As can be observed, for each object, Json.NET assigns an object handle with mapped to the key $id. The first JSON object with $id equal to "1" is the object pointed to by m, which is a Dictionary<string, Object>. Object m contains the values of c, d, and e (which are mapped by keys "c", "d", and "e", respectively). Notice that the JSON object "e" contains a reference to "3" (indicated by the key "$ref"). This indicates that the object has been serialized before (i.e., in "d"); thus, we can see that "d" and "e" (hence d and e) are actually pointing to the same object (alias), which we do not see in the VS debugger.

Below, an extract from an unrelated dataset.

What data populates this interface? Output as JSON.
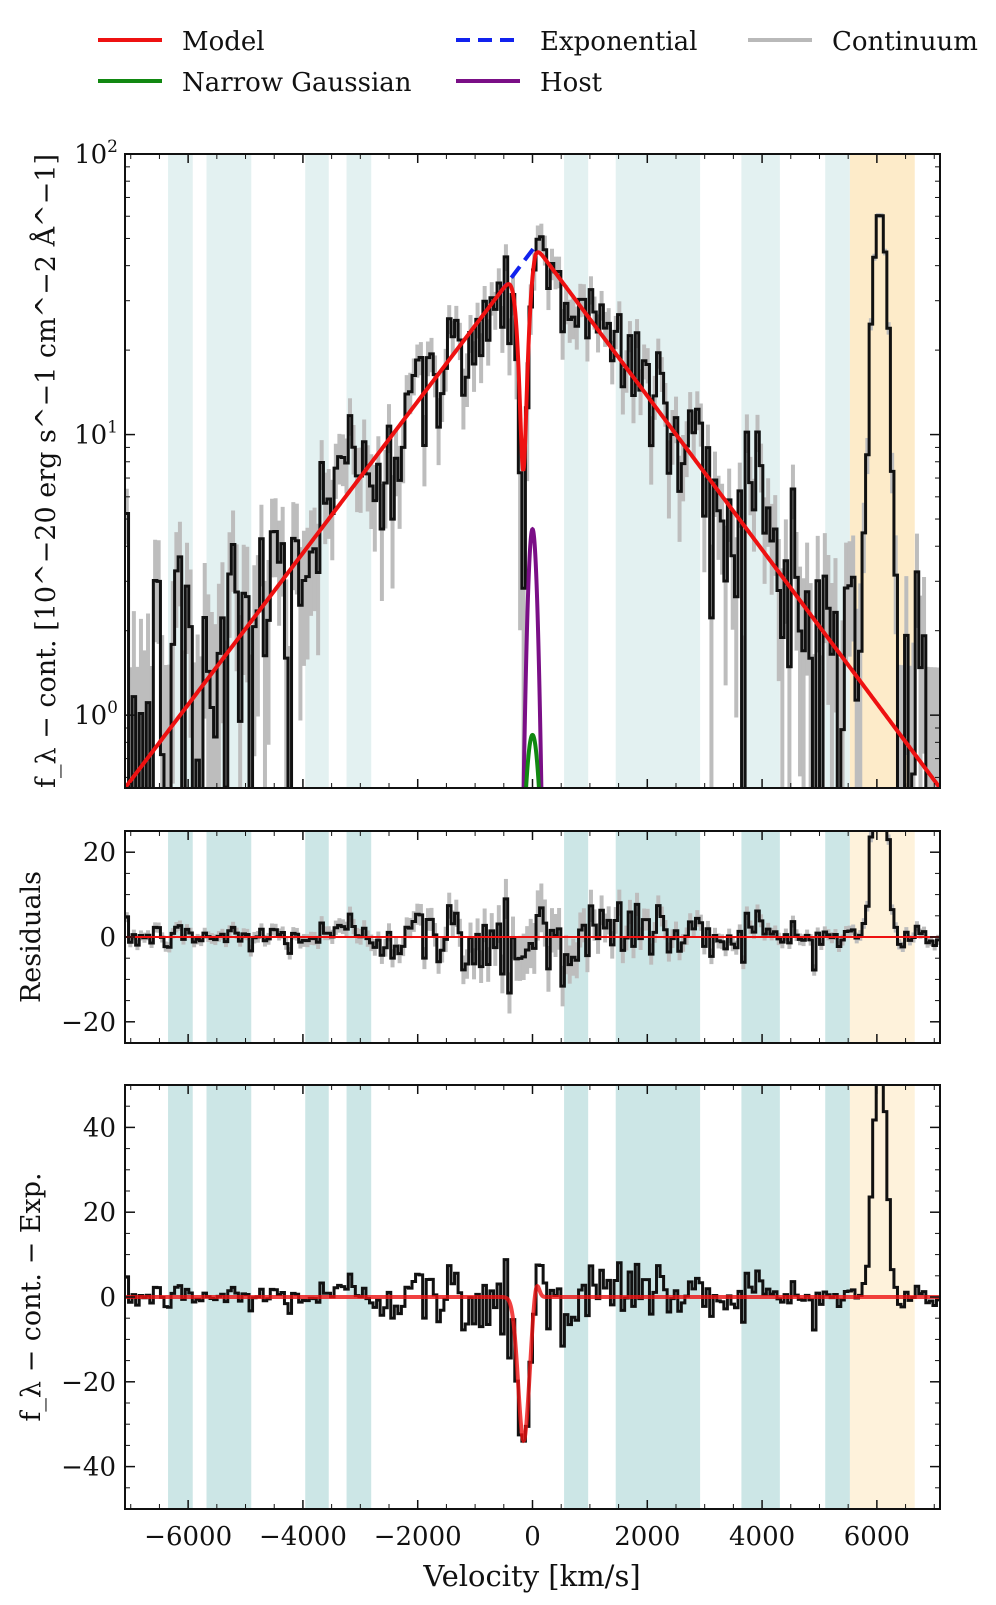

To deserialize the object back from mString, one can use JsonConvert.DeserializeObject as follows:

Dictionary<string, Object> m2 = JsonConvert.DeserializeObject<Dictionary<string, Object>>(mString, settings);

When m2 is serialized, the resulting string is equal to mString!

4.4. Object Diagrams for Design

Object diagrams are especially useful when we design large systems, because they are a kind of “blueprint” of how computer storage will be organized.

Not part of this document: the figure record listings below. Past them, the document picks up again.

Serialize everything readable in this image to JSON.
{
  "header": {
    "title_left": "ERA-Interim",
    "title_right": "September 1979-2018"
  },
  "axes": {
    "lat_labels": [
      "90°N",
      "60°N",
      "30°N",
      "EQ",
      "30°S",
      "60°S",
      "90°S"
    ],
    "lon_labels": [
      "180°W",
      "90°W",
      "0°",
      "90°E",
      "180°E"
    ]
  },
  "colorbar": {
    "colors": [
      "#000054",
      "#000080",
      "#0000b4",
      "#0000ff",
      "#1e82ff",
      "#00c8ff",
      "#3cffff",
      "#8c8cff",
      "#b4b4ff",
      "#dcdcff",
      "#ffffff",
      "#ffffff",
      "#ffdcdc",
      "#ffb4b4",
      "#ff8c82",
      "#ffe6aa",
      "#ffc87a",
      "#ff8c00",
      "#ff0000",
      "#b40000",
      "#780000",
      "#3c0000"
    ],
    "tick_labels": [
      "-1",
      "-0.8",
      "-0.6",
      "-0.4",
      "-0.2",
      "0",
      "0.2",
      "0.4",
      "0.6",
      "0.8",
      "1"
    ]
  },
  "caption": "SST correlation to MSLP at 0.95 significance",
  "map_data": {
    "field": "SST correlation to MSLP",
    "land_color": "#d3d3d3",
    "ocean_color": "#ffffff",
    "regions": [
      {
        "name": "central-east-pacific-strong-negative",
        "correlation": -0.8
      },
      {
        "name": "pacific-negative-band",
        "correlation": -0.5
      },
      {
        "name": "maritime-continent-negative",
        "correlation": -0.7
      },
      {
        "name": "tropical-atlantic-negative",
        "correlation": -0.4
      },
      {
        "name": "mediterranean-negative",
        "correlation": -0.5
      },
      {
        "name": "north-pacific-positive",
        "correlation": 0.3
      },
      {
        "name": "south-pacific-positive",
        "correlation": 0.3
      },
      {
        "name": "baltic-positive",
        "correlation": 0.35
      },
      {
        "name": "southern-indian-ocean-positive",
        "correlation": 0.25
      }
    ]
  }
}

When an object diagram is used for design, only the heap is drawn and details about fields within the objects are optional. Class names are usually attached to the objects.

Here is an example: We plan to build a database of bank accounts and customers, where a customer might own multiple bank accounts. Access to the accounts is made through two “manager” objects, which enforce the rules for “checking out”, using, and “checking in” the accounts. The data base also has a global clock and an “administrator” object. Here is a design object diagram that shows how the heap might look once the system is executing:


The arrows are pointers (handles) held in objects that connect to other objects. List/Dictionary/Array-like collections are drawn as vectors. Objects are labelled, :CLASSNAME, since we will be coding classes to generate the objects. It is optional to list the fields that are held in the objects. (Do this if it helps you better understand the design.)

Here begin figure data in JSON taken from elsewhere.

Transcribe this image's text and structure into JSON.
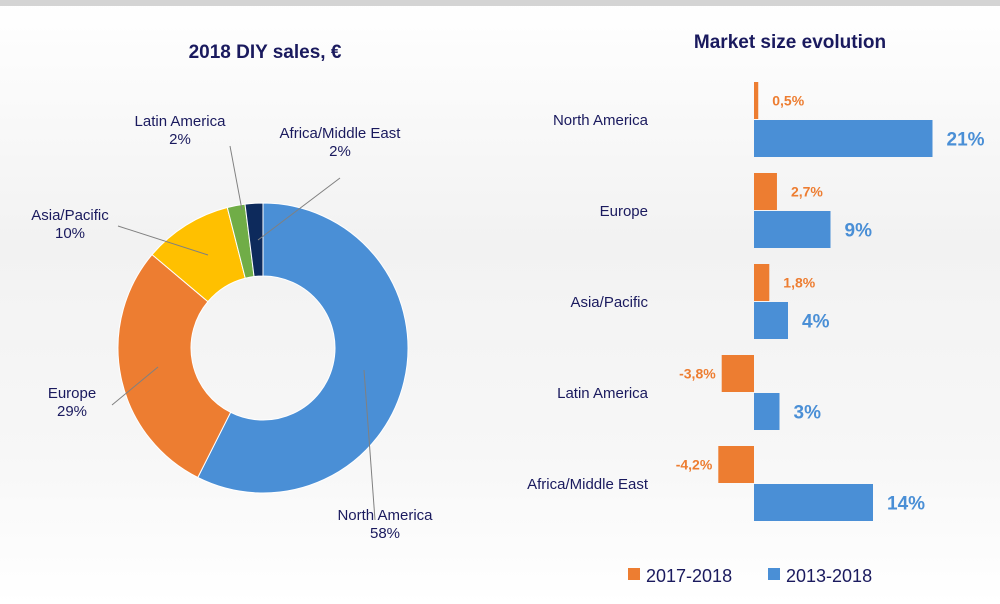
{
  "chart_data": [
    {
      "type": "pie",
      "variant": "donut",
      "title": "2018 DIY sales, €",
      "categories": [
        "North America",
        "Europe",
        "Asia/Pacific",
        "Latin America",
        "Africa/Middle East"
      ],
      "values": [
        58,
        29,
        10,
        2,
        2
      ],
      "labels": [
        "58%",
        "29%",
        "10%",
        "2%",
        "2%"
      ],
      "colors": [
        "#4a8fd6",
        "#ed7d31",
        "#ffc000",
        "#70ad47",
        "#0d2a5c"
      ]
    },
    {
      "type": "bar",
      "orientation": "horizontal",
      "title": "Market size evolution",
      "categories": [
        "North America",
        "Europe",
        "Asia/Pacific",
        "Latin America",
        "Africa/Middle East"
      ],
      "series": [
        {
          "name": "2017-2018",
          "values": [
            0.5,
            2.7,
            1.8,
            -3.8,
            -4.2
          ],
          "labels": [
            "0,5%",
            "2,7%",
            "1,8%",
            "-3,8%",
            "-4,2%"
          ],
          "color": "#ed7d31"
        },
        {
          "name": "2013-2018",
          "values": [
            21,
            9,
            4,
            3,
            14
          ],
          "labels": [
            "21%",
            "9%",
            "4%",
            "3%",
            "14%"
          ],
          "color": "#4a8fd6"
        }
      ],
      "legend": "bottom"
    }
  ]
}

The example shows how there is exactly one clock in the system; there are two databases, one holding customers and one holding accounts. A customer can own handles/pointers to zero or more accounts. Each account must be owned/pointed-to by exactly one customer.

An object diagram like this can be shown to the other engineers on the project and even the bank manager, so that everyone understands what must be built.

Another example: we are designing a card game that uses Cards, a Deck to hold the cards, and a Hand-of-Cards for each Player. Here is a design expressed as an object diagram:


The design shows that each Player object holds (some methods) and a handle to a HandOfCards object, which itself holds (some methods) and a handle to a vector of (handles to) Card objects. There is only one DeckOfCards object, which holds (some methods) and a handle to a vector that holds (handles to) Card objects. Clearly, each Card object is “owned” by at most one vector at a time — no sharing. When you code this system, you compare the storage layouts generated by the execution to the object diagram.